Patafísica da Natureza. — A Patafísica será uma zombaria da ciência, mais instrutiva que a ciência. Procedem a meu ver do espírito patafísico:
- A teoria da seleção natural ("esse animal é assim feito, porque, se não fosse assim feito, não poderia existir": esse tipo de demonstração põe com força o caráter irredutível da existência individual e, pela redução ao absurdo, procedimento propriamente patafísico, desenha o círculo vicioso da ciência ao mesmo tempo que lhe escapa. Em resumo: o irredutível é absurdo; reduzamos portanto ao absurdo para provar a evidência);
- As descobertas de Jagadish Chandra Bose sobre o sistema nervoso das plantas, que ele fez pela simples contemplação de alguns vegetais, inventando depois os aparelhos que permitiriam aos sábios do Ocidente controlar, se ao menos estivessem de boa-fé, suas descobertas;
- A descrição da água por "Faustroll menor que Faustroll" (Faustroll, II, 9), etc., etc.

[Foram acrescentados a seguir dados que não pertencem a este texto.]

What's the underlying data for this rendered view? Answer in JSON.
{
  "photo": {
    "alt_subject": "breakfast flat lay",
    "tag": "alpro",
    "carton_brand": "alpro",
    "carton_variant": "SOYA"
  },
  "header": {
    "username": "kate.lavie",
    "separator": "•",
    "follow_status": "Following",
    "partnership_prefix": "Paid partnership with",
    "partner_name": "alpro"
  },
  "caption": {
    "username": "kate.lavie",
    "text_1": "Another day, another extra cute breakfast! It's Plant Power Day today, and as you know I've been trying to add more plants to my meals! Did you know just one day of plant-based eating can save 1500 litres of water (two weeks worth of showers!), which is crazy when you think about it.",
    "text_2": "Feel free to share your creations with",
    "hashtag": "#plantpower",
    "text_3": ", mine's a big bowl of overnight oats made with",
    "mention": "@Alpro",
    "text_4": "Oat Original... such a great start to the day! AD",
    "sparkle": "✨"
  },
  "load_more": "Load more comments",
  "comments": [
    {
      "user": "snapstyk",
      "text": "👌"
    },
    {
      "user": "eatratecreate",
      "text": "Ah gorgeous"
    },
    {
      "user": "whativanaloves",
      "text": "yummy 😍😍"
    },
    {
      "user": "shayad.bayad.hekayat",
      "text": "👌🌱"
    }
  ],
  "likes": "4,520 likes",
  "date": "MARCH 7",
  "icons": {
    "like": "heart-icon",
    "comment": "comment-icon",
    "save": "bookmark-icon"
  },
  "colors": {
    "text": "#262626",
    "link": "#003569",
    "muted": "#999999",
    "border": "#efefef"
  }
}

A Patafísica nas artes industriais. — Sem falar das invenções inumeráveis do tipo botão de cinco furos, as múltiplas particularidades devidas ao puro capricho humano nos objetos fabricados são fontes inesgotáveis de discussões patafísicas. Assim como a patafísica como conhecimento é o inverso da física e constitui seu contrapé, do mesmo modo sem dúvida a patafísica reage poderosamente, como modo de atividade na produção, contra as tentativas de racionalização do trabalho. Todas as forças que presidem à escolha de tal ou qual ornamento que ninguém notará jamais em um porta-bagagens de vagão de trem, ou a tal outra particularidade de um objeto de uso qualquer se nada de racional o determina, todas essas forças que permanecem disseminadas na massa dos produtores de todas as espécies, do que não serão capazes um dia, coordenadas e tornadas conscientes? Tais considerações deixam entrever um futuro formidável à patafísica econômica e social.
Mais geralmente, pois só posso dar uma visão bem restrita dos campos abertos à devastação desse grande riso, o conteúdo da patafísica é o "irredutível"; ora, o irredutível só o é porque se supõe um esforço de redução, isto é, de síntese atual. O único esforço de síntese atual que posso conhecer imediatamente é minha consciência. A patafísica transporta portanto o conhecimento, de um entendimento abstrato e universal, a tal consciência atual, isto é, a tal potência determinada de síntese; ou a tal estágio da digestão do mundo pela consciência. O irredutível aparece assim finalmente como a marca de minha forma atual sobre o mundo. — A patafísica dará portanto, nos diversos domínios do conhecimento, da atividade, das artes, das sociedades humanas, a medida do atoleiro de cada um no pântano da existência individual. E não será apenas pelo prazer de medir! Pois sob essa luz os lombos vão se sacudir, e os espíritos, enviados de riso a soluço entre as faces paralelas dos sofismas, se refletirão indefinidamente e de repente todo o desespero estará sobre eles. Será preciso encontrar a saída.